Regarding the avian respiratory system, McIntosh contends that a functional transition from a purported reptilian respiratory system to the avian design would lead to non-functional intermediate stages. He quotes John Ruben stating, “The earliest stages in the derivation of the avian abdominal air sac system from a diaphragm-ventilating ancestor would have necessitated selection for a diaphragmatic hernia in taxa transitional between theropods and birds. Such a debilitating condition would have immediately compromised the entire pulmonary ventilatory apparatus and seems unlikely to have been of any selective advantage.” With such unique constraints in mind, McIntosh argues that “even if one does take the fossil evidence as the record of development, the evidence is in fact much more consistent with an ab initio design position -- that the breathing mechanism of birds is in fact the product of intelligent design.”

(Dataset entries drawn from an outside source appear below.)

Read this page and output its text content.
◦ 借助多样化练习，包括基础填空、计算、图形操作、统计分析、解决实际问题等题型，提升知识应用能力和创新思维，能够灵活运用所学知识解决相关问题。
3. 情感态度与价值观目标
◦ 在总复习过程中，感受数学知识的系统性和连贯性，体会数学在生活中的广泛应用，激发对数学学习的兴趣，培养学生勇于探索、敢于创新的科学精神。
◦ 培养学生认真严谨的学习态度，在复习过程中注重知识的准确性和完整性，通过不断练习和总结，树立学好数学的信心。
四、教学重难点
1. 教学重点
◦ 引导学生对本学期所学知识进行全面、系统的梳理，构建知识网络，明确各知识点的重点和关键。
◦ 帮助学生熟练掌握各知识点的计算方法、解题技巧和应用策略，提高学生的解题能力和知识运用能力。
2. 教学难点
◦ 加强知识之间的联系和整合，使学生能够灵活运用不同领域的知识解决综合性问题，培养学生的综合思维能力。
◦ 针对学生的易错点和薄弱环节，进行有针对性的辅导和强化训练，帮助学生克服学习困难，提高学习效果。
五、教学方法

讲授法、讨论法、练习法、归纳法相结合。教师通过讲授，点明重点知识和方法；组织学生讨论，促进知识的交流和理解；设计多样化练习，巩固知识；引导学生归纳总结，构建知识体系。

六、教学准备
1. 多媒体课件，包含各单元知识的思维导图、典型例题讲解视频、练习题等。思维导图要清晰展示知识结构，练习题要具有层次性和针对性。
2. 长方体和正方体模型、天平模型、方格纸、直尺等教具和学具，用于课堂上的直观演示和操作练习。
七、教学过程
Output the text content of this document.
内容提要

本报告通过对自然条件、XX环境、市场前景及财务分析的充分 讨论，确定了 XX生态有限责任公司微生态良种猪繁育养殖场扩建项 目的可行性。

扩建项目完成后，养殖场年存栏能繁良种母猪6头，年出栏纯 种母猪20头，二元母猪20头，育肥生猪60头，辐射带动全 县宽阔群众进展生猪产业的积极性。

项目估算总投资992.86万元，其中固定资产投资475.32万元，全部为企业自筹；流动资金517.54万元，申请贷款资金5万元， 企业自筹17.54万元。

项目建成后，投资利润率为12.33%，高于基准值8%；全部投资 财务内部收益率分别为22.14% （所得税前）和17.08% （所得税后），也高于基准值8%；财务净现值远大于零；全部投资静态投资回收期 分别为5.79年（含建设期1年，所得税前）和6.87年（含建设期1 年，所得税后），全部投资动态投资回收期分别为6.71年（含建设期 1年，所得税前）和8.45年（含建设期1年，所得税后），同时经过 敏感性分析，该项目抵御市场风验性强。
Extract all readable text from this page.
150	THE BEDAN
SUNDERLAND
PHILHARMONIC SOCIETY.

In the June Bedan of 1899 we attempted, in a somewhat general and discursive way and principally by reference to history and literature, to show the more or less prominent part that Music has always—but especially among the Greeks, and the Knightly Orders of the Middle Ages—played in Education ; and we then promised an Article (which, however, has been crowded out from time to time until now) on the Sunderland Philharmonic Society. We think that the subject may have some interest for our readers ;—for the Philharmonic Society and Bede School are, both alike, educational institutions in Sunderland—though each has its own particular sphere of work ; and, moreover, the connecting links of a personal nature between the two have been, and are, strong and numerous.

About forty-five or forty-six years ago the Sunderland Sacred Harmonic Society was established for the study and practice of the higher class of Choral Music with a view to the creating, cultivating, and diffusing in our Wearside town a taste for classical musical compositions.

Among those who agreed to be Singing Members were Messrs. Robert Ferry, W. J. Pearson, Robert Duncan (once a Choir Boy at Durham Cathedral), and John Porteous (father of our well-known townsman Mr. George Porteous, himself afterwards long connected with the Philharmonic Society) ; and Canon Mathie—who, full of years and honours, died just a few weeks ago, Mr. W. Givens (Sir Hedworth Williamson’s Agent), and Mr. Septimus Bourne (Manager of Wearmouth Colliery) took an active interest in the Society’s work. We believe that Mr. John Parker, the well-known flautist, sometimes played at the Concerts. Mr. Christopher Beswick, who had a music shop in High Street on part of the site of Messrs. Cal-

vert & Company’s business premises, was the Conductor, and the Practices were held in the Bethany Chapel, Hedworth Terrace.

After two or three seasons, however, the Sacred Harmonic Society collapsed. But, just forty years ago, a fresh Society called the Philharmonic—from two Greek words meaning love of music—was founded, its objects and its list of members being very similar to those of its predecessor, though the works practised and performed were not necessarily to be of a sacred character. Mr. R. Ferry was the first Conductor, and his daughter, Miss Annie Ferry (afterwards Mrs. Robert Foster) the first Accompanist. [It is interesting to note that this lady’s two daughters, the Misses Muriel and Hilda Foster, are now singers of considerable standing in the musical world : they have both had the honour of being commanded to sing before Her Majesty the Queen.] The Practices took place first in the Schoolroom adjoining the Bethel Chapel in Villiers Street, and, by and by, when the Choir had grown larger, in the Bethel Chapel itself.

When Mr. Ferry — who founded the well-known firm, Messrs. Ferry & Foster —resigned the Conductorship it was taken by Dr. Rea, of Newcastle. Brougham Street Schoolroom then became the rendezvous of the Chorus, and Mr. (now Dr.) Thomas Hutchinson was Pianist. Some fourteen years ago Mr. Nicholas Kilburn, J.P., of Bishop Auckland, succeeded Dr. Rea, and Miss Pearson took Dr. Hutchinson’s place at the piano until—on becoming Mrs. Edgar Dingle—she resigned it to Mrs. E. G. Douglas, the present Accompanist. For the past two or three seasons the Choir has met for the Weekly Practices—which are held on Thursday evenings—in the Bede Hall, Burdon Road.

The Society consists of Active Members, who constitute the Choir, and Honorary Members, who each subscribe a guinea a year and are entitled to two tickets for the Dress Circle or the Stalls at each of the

McIntosh’s paper argues that science must remain at least open to the possibility of detecting design in nature, since “to deny the possibility of the involvement of external intelligence is effectively an assumption in the religious category.” Since feathers and the avian respiratory system exhibit irreducible complexity, he expressly argues that science must consider the design hypothesis:
As examples of irreducible complexity, they show that natural systems have intricate machinery which does not arise in a “bottom up” approach, whereby some natural selective method of gaining small-scale changes could give the intermediary creature some advantage. This will not work since, first, there is no advantage unless all the parts of the new machine are available together and, second, in the case of the avian lung the intermediary creature would not be able to breathe, and there is little selective advantage if the creature is no longer alive. As stated in the introduction, the possibility of an intelligent cause is both a valid scientific assumption, and borne out by the evidence itself.